Swagger was added to present a nice UI for interacting with the API and add documentation.
Also it was configured so that you can authenticated with a valid JWT Token with the green Authorize
button.
For data management it is used the Repository and Unit Of Work patterns to decouple and absctract our business logic from our data layer.
Authorization was implemented in a simplistic way to link Payments to Users. Making it impossible for other users see payments that are not theirs.
It is possible for a user to sign up and sign in through the Auth endpoints.
Payments endpoints were protected to be only accessible by Merchants or Admins. This was implemented with a policy "CanManagePayments".
Only Admin users can create currencies.
Logging was implemented using Serilog package.
It was configured to log to the console and to log to a file. File location can be configured by changing the FilePath property in the Serilog section of the appsettings.json.
Default is set to /var/PayX/Logs/log.log, which is translated to C:\var\PayX\Logs\log.log on Windows OS.
A middleware was set to globally handle any exception that is thrown inside the application. It's purpose is to log the exception using our logging implementation and return a formatted response to the user.
Metrics were implemented using Prometheus-net package.
The default metrics and Http metrics were set in Startup.cs
.
Also a custom metrics was set for counting the number of Exceptions thrown in the application. It was set through the MetricsService.cs
for setting a Prometheus counter and applied in a Metrics Middleware using MetricsMiddleware.cs
.
Note that if more metrics are required, you just need to add a property to MetricsService.cs
and initialize it in there with Prometheus-net.
You can check metrics by going to /metrics
URL (like: http://localhost:5000/metrics
).
Mappings between Domain and Resource models is done using AutoMapper package.
Mapping profile is defined in the Mappings
folder in MappingProfile.cs
.
A Dockerfile was written to allow the build of docker production image.
A few unit tests were implemented.
Also it is able to generate a code coverage reports by running the following code in the solution folder:
dotnet test ./src/PayX.sln /p:CollectCoverage=true /p:CoverletOutputFormat=opencover
This will generate a opencover report in the PayX.UnitTests folder.
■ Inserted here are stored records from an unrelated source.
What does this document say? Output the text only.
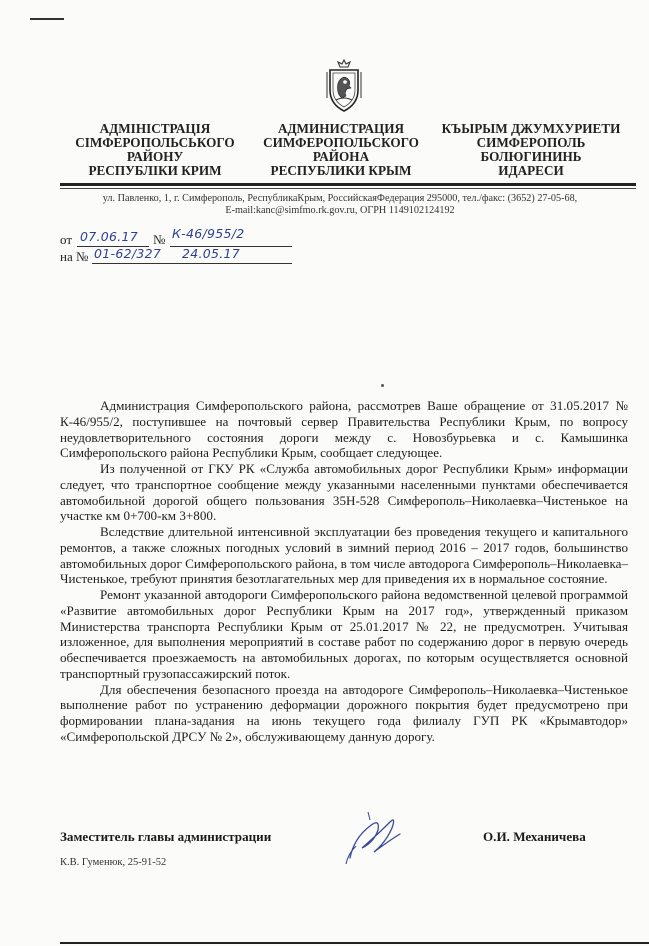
АДМІНІСТРАЦІЯ
СІМФЕРОПОЛЬСЬКОГО
РАЙОНУ
РЕСПУБЛІКИ КРИМ
АДМИНИСТРАЦИЯ
СИМФЕРОПОЛЬСКОГО
РАЙОНА
РЕСПУБЛИКИ КРЫМ
КЪЫРЫМ ДЖУМХУРИЕТИ
СИМФЕРОПОЛЬ
БОЛЮГИНИНЬ
ИДАРЕСИ
ул. Павленко, 1, г. Симферополь, РеспубликаКрым, РоссийскаяФедерация 295000, тел./факс: (3652) 27-05-68,
E-mail:kanc@simfmo.rk.gov.ru, ОГРН 1149102124192
от 07.06.17 № К-46/955/2
на № 01-62/327 24.05.17

Администрация Симферопольского района, рассмотрев Ваше обращение от 31.05.2017 № К-46/955/2, поступившее на почтовый сервер Правительства Республики Крым, по вопросу неудовлетворительного состояния дороги между с. Новозбурьевка и с. Камышинка Симферопольского района Республики Крым, сообщает следующее.

Из полученной от ГКУ РК «Служба автомобильных дорог Республики Крым» информации следует, что транспортное сообщение между указанными населенными пунктами обеспечивается автомобильной дорогой общего пользования 35Н-528 Симферополь–Николаевка–Чистенькое на участке км 0+700-км 3+800.

Вследствие длительной интенсивной эксплуатации без проведения текущего и капитального ремонтов, а также сложных погодных условий в зимний период 2016 – 2017 годов, большинство автомобильных дорог Симферопольского района, в том числе автодорога Симферополь–Николаевка–Чистенькое, требуют принятия безотлагательных мер для приведения их в нормальное состояние.

Ремонт указанной автодороги Симферопольского района ведомственной целевой программой «Развитие автомобильных дорог Республики Крым на 2017 год», утвержденный приказом Министерства транспорта Республики Крым от 25.01.2017 № 22, не предусмотрен. Учитывая изложенное, для выполнения мероприятий в составе работ по содержанию дорог в первую очередь обеспечивается проезжаемость на автомобильных дорогах, по которым осуществляется основной транспортный грузопассажирский поток.

Для обеспечения безопасного проезда на автодороге Симферополь–Николаевка–Чистенькое выполнение работ по устранению деформации дорожного покрытия будет предусмотрено при формировании плана-задания на июнь текущего года филиалу ГУП РК «Крымавтодор» «Симферопольской ДРСУ № 2», обслуживающему данную дорогу.

Заместитель главы администрации	О.И. Механичева
К.В. Гуменюк, 25-91-52
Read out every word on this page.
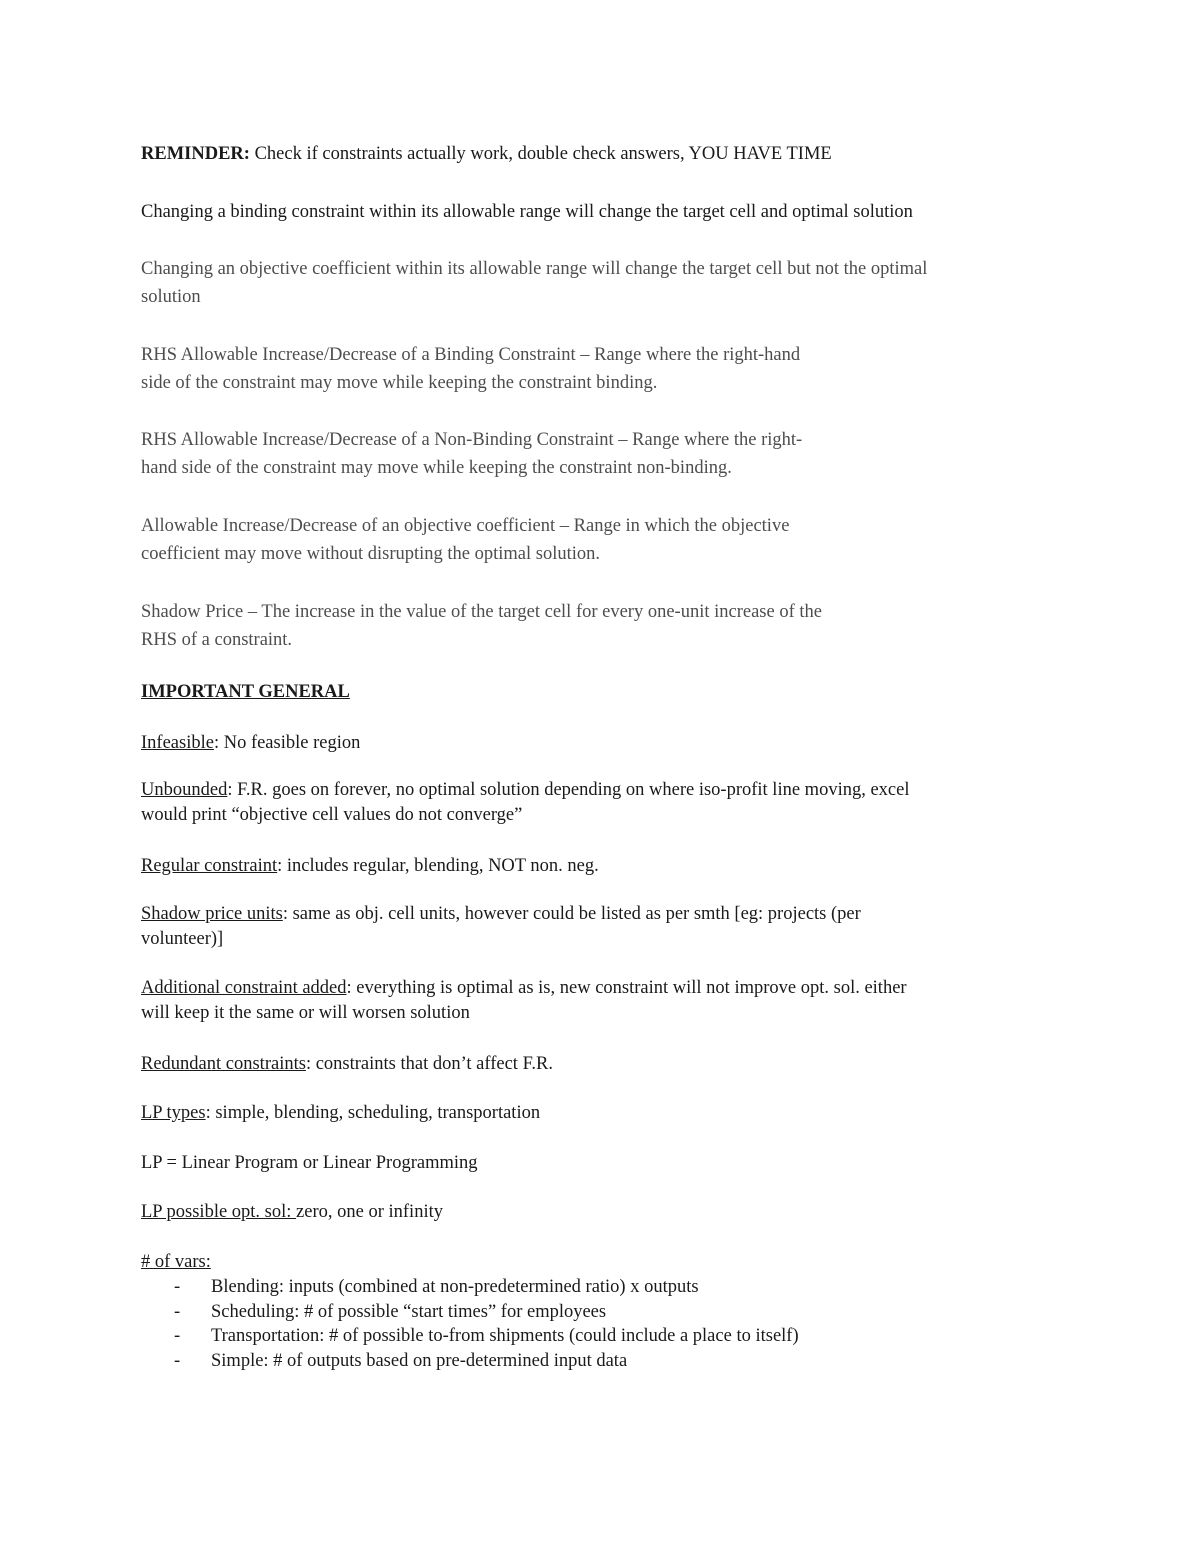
REMINDER: Check if constraints actually work, double check answers, YOU HAVE TIME
Changing a binding constraint within its allowable range will change the target cell and optimal solution
Changing an objective coefficient within its allowable range will change the target cell but not the optimal
solution
RHS Allowable Increase/Decrease of a Binding Constraint – Range where the right-hand
side of the constraint may move while keeping the constraint binding.
RHS Allowable Increase/Decrease of a Non-Binding Constraint – Range where the right-
hand side of the constraint may move while keeping the constraint non-binding.
Allowable Increase/Decrease of an objective coefficient – Range in which the objective
coefficient may move without disrupting the optimal solution.
Shadow Price – The increase in the value of the target cell for every one-unit increase of the
RHS of a constraint.
IMPORTANT GENERAL
Infeasible: No feasible region
Unbounded: F.R. goes on forever, no optimal solution depending on where iso-profit line moving, excel
would print “objective cell values do not converge”
Regular constraint: includes regular, blending, NOT non. neg.
Shadow price units: same as obj. cell units, however could be listed as per smth [eg: projects (per
volunteer)]
Additional constraint added: everything is optimal as is, new constraint will not improve opt. sol. either
will keep it the same or will worsen solution
Redundant constraints: constraints that don’t affect F.R.
LP types: simple, blending, scheduling, transportation
LP = Linear Program or Linear Programming
LP possible opt. sol: zero, one or infinity
# of vars:
- Blending: inputs (combined at non-predetermined ratio) x outputs
- Scheduling: # of possible “start times” for employees
- Transportation: # of possible to-from shipments (could include a place to itself)
- Simple: # of outputs based on pre-determined input data
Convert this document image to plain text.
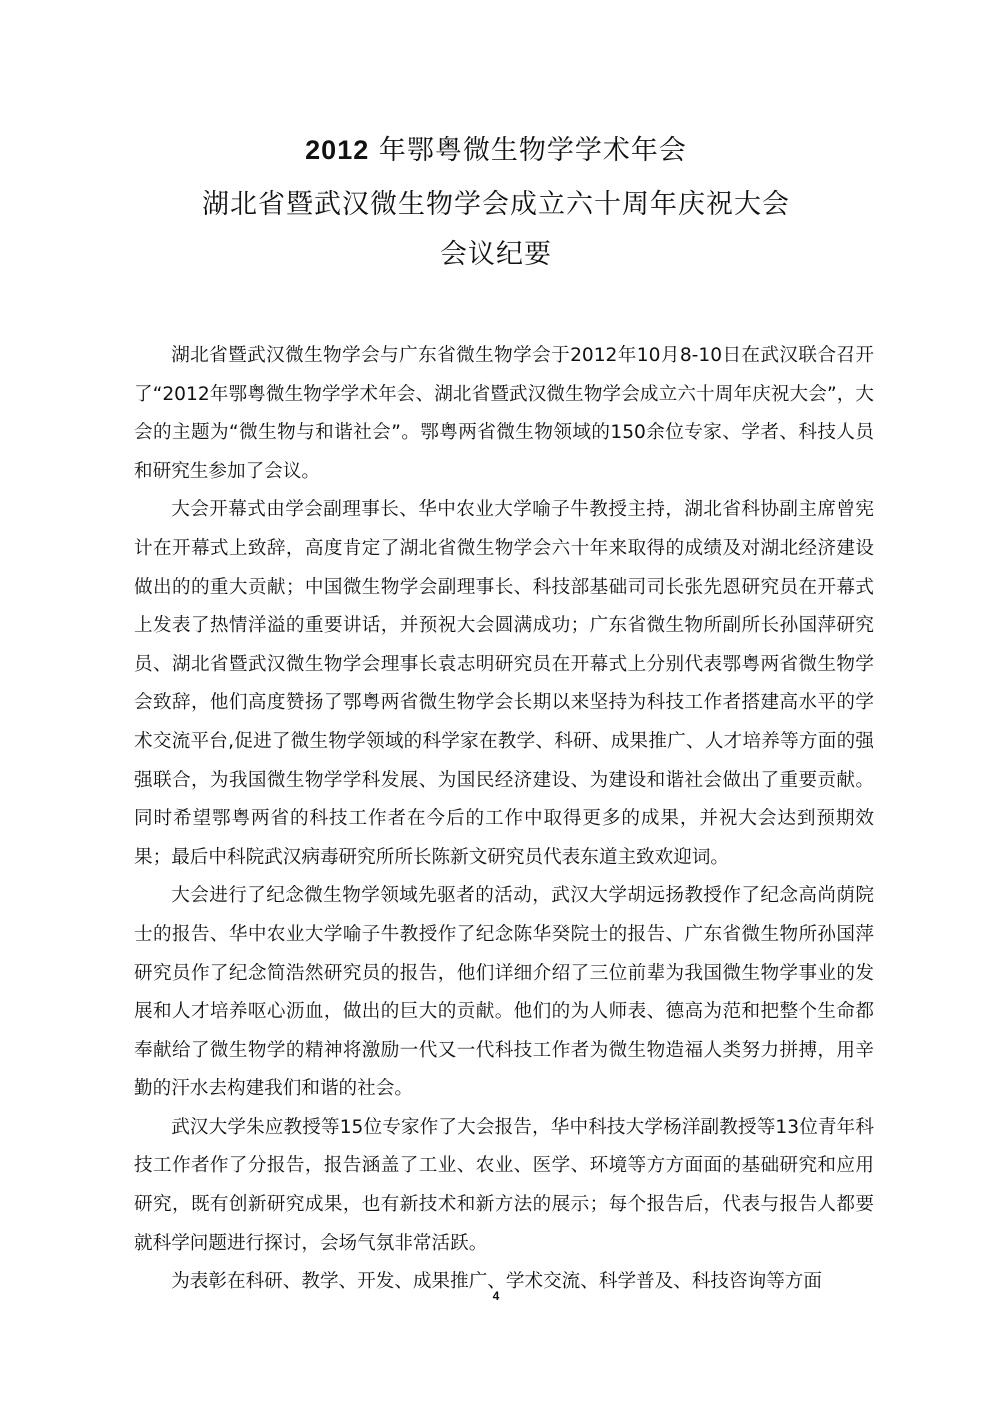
2012 年鄂粤微生物学学术年会
湖北省暨武汉微生物学会成立六十周年庆祝大会
会议纪要

湖北省暨武汉微生物学会与广东省微生物学会于2012年10月8-10日在武汉联合召开了“2012年鄂粤微生物学学术年会、湖北省暨武汉微生物学会成立六十周年庆祝大会”，大会的主题为“微生物与和谐社会”。鄂粤两省微生物领域的150余位专家、学者、科技人员和研究生参加了会议。

大会开幕式由学会副理事长、华中农业大学喻子牛教授主持，湖北省科协副主席曾宪计在开幕式上致辞，高度肯定了湖北省微生物学会六十年来取得的成绩及对湖北经济建设做出的的重大贡献；中国微生物学会副理事长、科技部基础司司长张先恩研究员在开幕式上发表了热情洋溢的重要讲话，并预祝大会圆满成功；广东省微生物所副所长孙国萍研究员、湖北省暨武汉微生物学会理事长袁志明研究员在开幕式上分别代表鄂粤两省微生物学会致辞，他们高度赞扬了鄂粤两省微生物学会长期以来坚持为科技工作者搭建高水平的学术交流平台,促进了微生物学领域的科学家在教学、科研、成果推广、人才培养等方面的强强联合，为我国微生物学学科发展、为国民经济建设、为建设和谐社会做出了重要贡献。同时希望鄂粤两省的科技工作者在今后的工作中取得更多的成果，并祝大会达到预期效果；最后中科院武汉病毒研究所所长陈新文研究员代表东道主致欢迎词。

大会进行了纪念微生物学领域先驱者的活动，武汉大学胡远扬教授作了纪念高尚荫院士的报告、华中农业大学喻子牛教授作了纪念陈华癸院士的报告、广东省微生物所孙国萍研究员作了纪念简浩然研究员的报告，他们详细介绍了三位前辈为我国微生物学事业的发展和人才培养呕心沥血，做出的巨大的贡献。他们的为人师表、德高为范和把整个生命都奉献给了微生物学的精神将激励一代又一代科技工作者为微生物造福人类努力拼搏，用辛勤的汗水去构建我们和谐的社会。

武汉大学朱应教授等15位专家作了大会报告，华中科技大学杨洋副教授等13位青年科技工作者作了分报告，报告涵盖了工业、农业、医学、环境等方方面面的基础研究和应用研究，既有创新研究成果，也有新技术和新方法的展示；每个报告后，代表与报告人都要就科学问题进行探讨，会场气氛非常活跃。

为表彰在科研、教学、开发、成果推广、学术交流、科学普及、科技咨询等方面

4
A continuous integration pipeline was set using Travis CI . It is set to build and tests the application. It generates and pushes a docker production image to docker hub. It also generates and push our code coverage to Codecov .
You can check pipeline and code coverage status through the badges in this README file.
- .NET Core SDK 3.1.200 - C# Backend Framework
- Entity Framework Core 3.1.2 - Object-database mapper
- Serilog 3.2.0 - Logging package
- Prometheus-net 3.5.0 - Metrics package
- Swashbuckle 5.1.0 - ASPNET.Core API documentation
- AutoMapper 9.0.0 - Mapping package
- Coverlet - Code coverage generation package - coverlet.msbuild and coverlet.collector are the depencies packages needed
- BCrypt 3.3.3 - Encryption package
More tests can be written to increase code coverage and confiability.
Authorization is done in a basic email-password approach, it could be improved in a implementation where the Merchant wouldn't need to login to get a new JWT token. Or even not use email and just a username.
Encryption could be added for saving critical payment information and/or Acquiring Bank connections.
Throttling could be applied for limitting number of requests per second to protect against attacks.
GenerateToken method in AuthController could be extracted to a JwtService class.